La défaite en chantant
Par JEP le dimanche 6 mai 2007, 20:57 - Lien permanent
Choisie par les militants socialistes alors que les sondages lui donnaient 55 % des voix, Madame Royal n'a cessé de baisser jusqu'à ce jour ou, définitivement, elle semble faire preuve de bravitude.
Pourtant, que la campagne fut belle ! Forte participation, choix clair des électeurs, débats de qualité : le président élu bénéficie d'une forte légitimité grâce à un vote d'adhésion à ses idées. Madame Royal, qui il y a peu traitait son concurrent de "summum de l'immoralité", se retrouve bien guillerette au soir de sa défaite. A la voir perchée au balcon socialiste, on se demande si elle a bien pris conscience de son score et de la tristesse d'une bonne part de ses partisans. Jusqu'au bout, la candidate socialiste aura donc été à côté de la plaque. C'est un peu dommage.
Commentaires
en brevitude, elle aurait toujours tort, qu'elle pleure ou qu'elle rit, qu'elle soit calme ou en colère, qu'elle s'habille en blanc en rouge en noir ou en bleu, elle a tort d'avoir perdu.
mais en brévitude encore, c'est nous qui avons perdu gros, ce sont les citoyens français qui ont voté majoritairement à droite et juste au moment où sarkozy a conduit à droite extrème toute.
il nous prend de regretter chirac et de nous consoler finalement d'avoir voté pour lui en 2002 : il n'était pas si mal, nous savons que maintenant nous sommes là à connaitre pire.
il n'y a qu'à lire les deux papiers de sarkozy (ceux que tout le monde a lu (?) ) ceux qu'il a fait distribué au premier et au second tour et les comparer.
l'intention est claire, barre à l'extrème droite, 1er tour puis barre à gauche pour le 2ème tour.
mais dès son election, la barre à gauche est repartie dans l'autre sens : à droite plutôt extrème sur le fond et tremblements humanistes (de gauche?) pour la forme.

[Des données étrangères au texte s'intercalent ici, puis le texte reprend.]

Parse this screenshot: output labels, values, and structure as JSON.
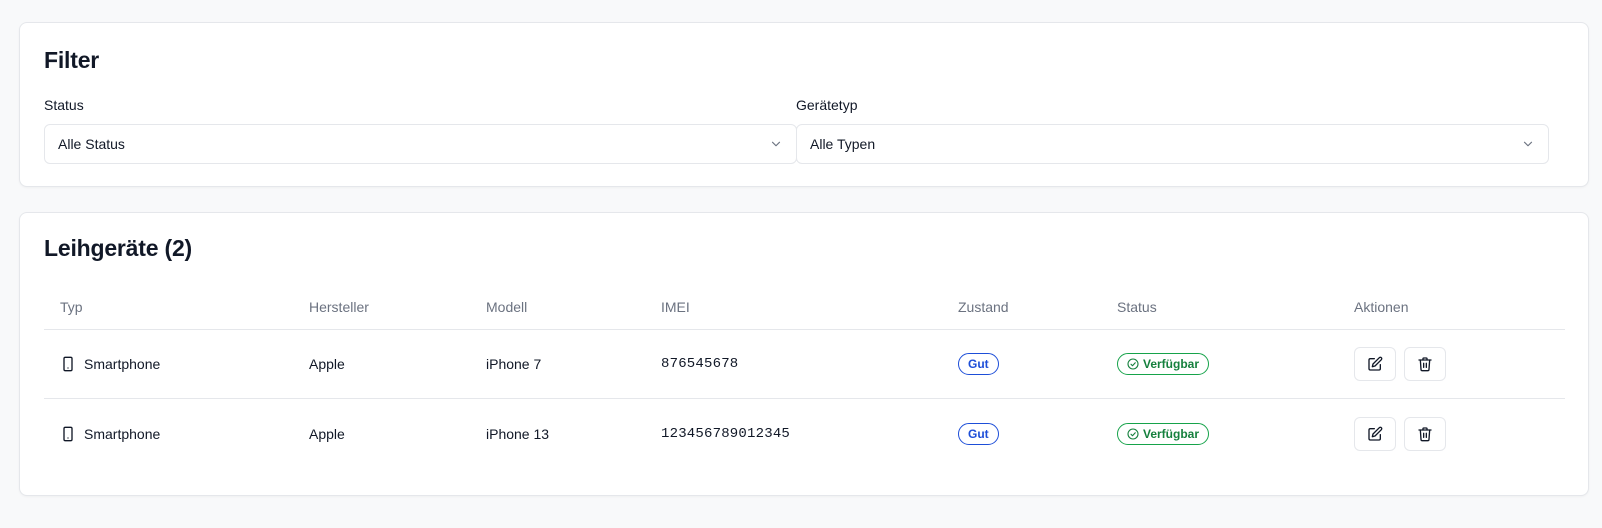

est-ce girouettude ou l'art de faire tourner tout son monde en bourrique
et certains de s'extasier de ses fines astuces stratégiques, il faut savoir que celui qu'on attend en corse est certainement au large de malte.
le jeu de cache cache idéologique ne fait que commencer.
Ségolène Royal savait les résultats depuis un moment, elle a eu un peu plus de temps que nous pour s'en remettre et anticiper le coup suivant : il s'agit de sauver le mouvement qui s'est un peu amorcé, la bravitude va peut-être nous aider plus que la dépression et les larmes.
la pétainitude mâtinée de bonapartitude et de berlusconitude est notre lot pour quelques années, les italiens ont fini par s'en sortir, peut-être que nous aussi.
Rebecca a (en partie) raison : ce n'est pas Ségo qui a perdu, c'est Sarko l'hypocrite qui a gagné. Cet homme est capable du pire (et, avec lui, le pire est toujours sûr) ; mais on peut encore espérer que beaucoup d'électeurs s'apercevront (avant qu'il ne soit trop tard) qu'ils ont été trompés. Je souhaite pour ma part que toute la gauche s'unisse sur un programme vraiment à gauche pour les législatives (mais je sais que c'est un voeu impie !).